El último sábado transmite viveza y espontaneidad; sus formas pueden ser a veces toscas pero en absoluto ineficaces, y su discurso es sencillo pero directo, honesto y creíble. El film de Balañà pertenece, en suma, a un momento en el que ese tipo de cine social tenía una frescura y una expresividad que ahora son mucho más infrecuentes. De un tiempo a esta parte, en el seno de cierto cine de autor, comprometido y aleccionador, abundan productos de una artificialidad lacerante, las películas de tema a las que aludíamos unas líneas más arriba o ambiguos panegíricos de la clase trabajadora como los indistinguibles largometrajes de Ken Loach. O, por volver a las calles de Barcelona, realismos tan artificiales como el de Biutiful (Alejandro González Íñárritu), una película simplemente ofensiva.
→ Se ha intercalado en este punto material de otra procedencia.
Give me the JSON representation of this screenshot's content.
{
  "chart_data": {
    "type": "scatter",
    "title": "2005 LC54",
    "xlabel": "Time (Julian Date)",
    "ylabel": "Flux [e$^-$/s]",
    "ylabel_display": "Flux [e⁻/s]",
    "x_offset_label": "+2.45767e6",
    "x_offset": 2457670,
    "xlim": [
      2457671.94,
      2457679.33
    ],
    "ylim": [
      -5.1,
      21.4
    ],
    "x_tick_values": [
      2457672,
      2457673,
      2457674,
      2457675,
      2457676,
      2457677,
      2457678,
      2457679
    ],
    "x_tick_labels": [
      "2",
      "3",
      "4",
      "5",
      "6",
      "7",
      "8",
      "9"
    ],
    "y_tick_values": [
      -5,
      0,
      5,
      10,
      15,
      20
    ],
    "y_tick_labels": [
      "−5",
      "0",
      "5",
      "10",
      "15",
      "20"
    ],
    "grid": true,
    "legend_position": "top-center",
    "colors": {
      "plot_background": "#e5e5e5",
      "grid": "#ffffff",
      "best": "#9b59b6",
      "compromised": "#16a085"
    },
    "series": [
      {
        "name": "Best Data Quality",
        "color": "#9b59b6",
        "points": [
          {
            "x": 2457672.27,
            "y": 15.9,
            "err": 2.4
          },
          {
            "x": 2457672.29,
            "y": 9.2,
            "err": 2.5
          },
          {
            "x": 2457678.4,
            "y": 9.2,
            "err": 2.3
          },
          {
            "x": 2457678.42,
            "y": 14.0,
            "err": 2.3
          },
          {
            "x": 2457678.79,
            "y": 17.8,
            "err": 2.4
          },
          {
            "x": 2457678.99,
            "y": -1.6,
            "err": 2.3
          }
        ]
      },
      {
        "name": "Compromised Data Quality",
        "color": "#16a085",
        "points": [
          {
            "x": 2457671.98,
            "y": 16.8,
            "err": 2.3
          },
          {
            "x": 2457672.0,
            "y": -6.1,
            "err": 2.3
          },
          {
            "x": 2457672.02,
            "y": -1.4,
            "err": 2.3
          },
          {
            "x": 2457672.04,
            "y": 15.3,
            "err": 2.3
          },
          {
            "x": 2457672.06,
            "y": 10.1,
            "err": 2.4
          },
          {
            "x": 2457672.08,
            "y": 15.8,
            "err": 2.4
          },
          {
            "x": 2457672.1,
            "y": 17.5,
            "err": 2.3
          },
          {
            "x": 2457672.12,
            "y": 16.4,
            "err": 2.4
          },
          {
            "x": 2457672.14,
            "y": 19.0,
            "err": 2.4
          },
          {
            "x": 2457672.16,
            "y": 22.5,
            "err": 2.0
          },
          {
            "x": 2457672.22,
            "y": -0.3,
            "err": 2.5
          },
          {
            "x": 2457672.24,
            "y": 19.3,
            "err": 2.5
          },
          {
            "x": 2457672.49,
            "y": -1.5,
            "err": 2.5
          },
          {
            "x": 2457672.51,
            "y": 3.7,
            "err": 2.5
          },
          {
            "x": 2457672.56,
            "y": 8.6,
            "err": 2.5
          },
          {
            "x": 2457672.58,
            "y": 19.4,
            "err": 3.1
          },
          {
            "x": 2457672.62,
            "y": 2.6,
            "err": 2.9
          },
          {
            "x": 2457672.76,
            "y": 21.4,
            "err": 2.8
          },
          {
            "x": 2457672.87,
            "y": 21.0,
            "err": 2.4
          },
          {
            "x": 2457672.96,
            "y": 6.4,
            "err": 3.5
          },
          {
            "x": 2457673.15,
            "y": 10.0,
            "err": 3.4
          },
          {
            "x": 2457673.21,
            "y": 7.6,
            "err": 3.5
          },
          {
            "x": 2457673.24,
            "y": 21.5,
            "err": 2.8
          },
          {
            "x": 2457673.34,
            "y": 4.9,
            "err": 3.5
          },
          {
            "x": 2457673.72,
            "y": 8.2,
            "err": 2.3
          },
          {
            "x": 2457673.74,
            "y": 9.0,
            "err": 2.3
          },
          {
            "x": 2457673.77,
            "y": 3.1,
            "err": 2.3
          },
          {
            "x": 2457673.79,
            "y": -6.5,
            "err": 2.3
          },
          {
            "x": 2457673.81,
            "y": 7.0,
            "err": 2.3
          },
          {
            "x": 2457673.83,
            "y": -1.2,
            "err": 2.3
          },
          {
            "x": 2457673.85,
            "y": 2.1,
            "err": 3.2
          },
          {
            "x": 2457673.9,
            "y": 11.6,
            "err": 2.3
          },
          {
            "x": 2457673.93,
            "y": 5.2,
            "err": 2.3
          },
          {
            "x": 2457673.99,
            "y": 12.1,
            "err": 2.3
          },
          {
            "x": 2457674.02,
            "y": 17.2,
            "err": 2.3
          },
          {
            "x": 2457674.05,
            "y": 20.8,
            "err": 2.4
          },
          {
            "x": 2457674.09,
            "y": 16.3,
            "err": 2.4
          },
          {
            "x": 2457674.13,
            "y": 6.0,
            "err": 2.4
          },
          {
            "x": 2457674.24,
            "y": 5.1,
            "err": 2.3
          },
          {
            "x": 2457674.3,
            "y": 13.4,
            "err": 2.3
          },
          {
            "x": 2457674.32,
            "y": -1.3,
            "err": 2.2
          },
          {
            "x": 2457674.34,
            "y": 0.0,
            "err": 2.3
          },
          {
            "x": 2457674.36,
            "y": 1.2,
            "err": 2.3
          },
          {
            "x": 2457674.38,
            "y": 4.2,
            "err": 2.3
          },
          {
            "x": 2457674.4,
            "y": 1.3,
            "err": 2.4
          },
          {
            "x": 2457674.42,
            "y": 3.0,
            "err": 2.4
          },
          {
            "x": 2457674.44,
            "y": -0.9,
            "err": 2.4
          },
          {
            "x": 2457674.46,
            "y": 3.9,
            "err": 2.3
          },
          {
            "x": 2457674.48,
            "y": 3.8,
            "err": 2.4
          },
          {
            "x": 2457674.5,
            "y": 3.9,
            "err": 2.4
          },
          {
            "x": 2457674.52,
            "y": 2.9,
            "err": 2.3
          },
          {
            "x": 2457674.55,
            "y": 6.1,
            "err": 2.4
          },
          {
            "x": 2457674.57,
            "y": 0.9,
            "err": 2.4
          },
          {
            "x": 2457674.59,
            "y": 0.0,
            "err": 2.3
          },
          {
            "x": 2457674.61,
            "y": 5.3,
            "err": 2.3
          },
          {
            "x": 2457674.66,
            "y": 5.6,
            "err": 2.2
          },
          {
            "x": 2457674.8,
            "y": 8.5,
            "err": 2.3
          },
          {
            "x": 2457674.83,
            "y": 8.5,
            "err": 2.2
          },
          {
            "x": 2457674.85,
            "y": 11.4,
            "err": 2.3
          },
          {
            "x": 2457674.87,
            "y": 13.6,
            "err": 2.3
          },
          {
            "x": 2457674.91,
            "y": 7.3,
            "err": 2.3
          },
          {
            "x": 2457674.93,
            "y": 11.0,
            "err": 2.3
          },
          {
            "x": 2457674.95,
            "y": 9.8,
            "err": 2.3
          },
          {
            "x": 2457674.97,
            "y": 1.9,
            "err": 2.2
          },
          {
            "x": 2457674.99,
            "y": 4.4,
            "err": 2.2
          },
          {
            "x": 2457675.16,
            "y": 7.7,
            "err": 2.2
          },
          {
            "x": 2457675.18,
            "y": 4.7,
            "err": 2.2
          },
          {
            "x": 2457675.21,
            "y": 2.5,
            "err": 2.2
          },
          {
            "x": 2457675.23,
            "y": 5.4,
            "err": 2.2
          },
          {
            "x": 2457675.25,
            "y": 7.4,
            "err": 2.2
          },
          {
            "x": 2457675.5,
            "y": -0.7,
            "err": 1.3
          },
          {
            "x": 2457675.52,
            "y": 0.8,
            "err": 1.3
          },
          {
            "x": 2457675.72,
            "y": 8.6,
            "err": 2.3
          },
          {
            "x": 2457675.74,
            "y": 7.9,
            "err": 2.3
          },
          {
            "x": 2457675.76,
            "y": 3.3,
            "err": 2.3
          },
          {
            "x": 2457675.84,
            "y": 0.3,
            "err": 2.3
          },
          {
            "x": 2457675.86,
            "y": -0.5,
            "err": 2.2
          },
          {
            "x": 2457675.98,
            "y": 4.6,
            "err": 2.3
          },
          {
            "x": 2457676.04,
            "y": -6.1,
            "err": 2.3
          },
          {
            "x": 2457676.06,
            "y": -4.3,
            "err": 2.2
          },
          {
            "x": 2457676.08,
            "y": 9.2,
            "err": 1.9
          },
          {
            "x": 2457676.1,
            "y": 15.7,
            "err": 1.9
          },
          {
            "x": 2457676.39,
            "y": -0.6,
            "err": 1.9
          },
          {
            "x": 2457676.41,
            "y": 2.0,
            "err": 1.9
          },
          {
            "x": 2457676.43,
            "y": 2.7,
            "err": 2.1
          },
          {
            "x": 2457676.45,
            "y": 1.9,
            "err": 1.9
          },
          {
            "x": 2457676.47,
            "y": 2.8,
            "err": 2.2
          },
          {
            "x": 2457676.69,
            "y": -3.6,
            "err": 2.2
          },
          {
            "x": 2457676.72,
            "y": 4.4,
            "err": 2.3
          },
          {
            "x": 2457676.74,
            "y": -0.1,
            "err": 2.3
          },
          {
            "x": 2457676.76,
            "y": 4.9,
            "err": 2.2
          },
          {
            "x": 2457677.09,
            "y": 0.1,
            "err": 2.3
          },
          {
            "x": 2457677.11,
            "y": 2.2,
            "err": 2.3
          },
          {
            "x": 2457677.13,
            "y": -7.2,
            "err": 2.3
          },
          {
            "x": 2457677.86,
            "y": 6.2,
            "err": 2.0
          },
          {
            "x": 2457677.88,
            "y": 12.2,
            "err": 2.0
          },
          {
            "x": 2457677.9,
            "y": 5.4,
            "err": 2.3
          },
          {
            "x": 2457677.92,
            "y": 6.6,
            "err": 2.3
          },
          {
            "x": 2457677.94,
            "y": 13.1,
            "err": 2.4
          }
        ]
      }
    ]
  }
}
Muy lejos de todo eso, si tuviéramos que buscar algo parecido a El último sábado en el cine reciente, deberíamos fijarnos en dos rarezas que, igual que el film de Balañà, transcurren en los límites físicos de la ciudad, en espacios extraños donde los personajes subsisten a su vez en la frontera entre la integración en el sistema social y la exclusión: me refiero a Petit indi, de Marc Recha, y La hija de un ladrón, de Belén Funes, dos largometrajes localizados en la zona más humilde de Barcelona, la que descansa entre las laderas de Collserola y el río Besòs, surcada por autopistas y vías de tren que comunican la ciudad con el Vallès y que, en la otra orilla, parece encontrar una cierta continuidad en los bloques cementosos de Santa Coloma de Gramenet. La Barcelona poco urbanizada de Petit indi y La hija de un ladrón transmite la misma aspereza que la de El último sábado, como si nos encontráramos en una de esas ciudades a medio hacer de los westerns, regidas aún por una ley primitiva y brutal.

Si los inquietos ragazzi di vita de Balañà, Recha y Funes son más veraces e interesantes que muchas otras criaturas que pueblan ese cine discursivo y concienciador tan caro a motores de búsqueda y biempensantes profesores de instituto es por el mismo motivo por el que las películas de Arzner resultan mucho más honestas y encomiables que esas lecciones de vida, tópicas y reconfortantes, que ganan los Oscar y sobreabundan en las plataformas de streaming. Y ese motivo no es otro que la forma. La preponderancia de las series y otros hábitos de consumo audiovisual favorecen que los espectadores e incluso multitud de comentaristas, ahora más que nunca, se centren en el qué y se despreocupen del cómo. Huelga decir qué consecuencias tiene eso en la capacidad crítica de todos nosotros. Por eso, los tiempos que corren parecen como siempre muy nuevos pero la batalla que se libra ante nuestros ojos es tan vieja como el cine, o más. Y, desde esta humilde plataforma, quien firma estas líneas tiene muy claro cuál es el tipo de compromiso que vale la pena defender.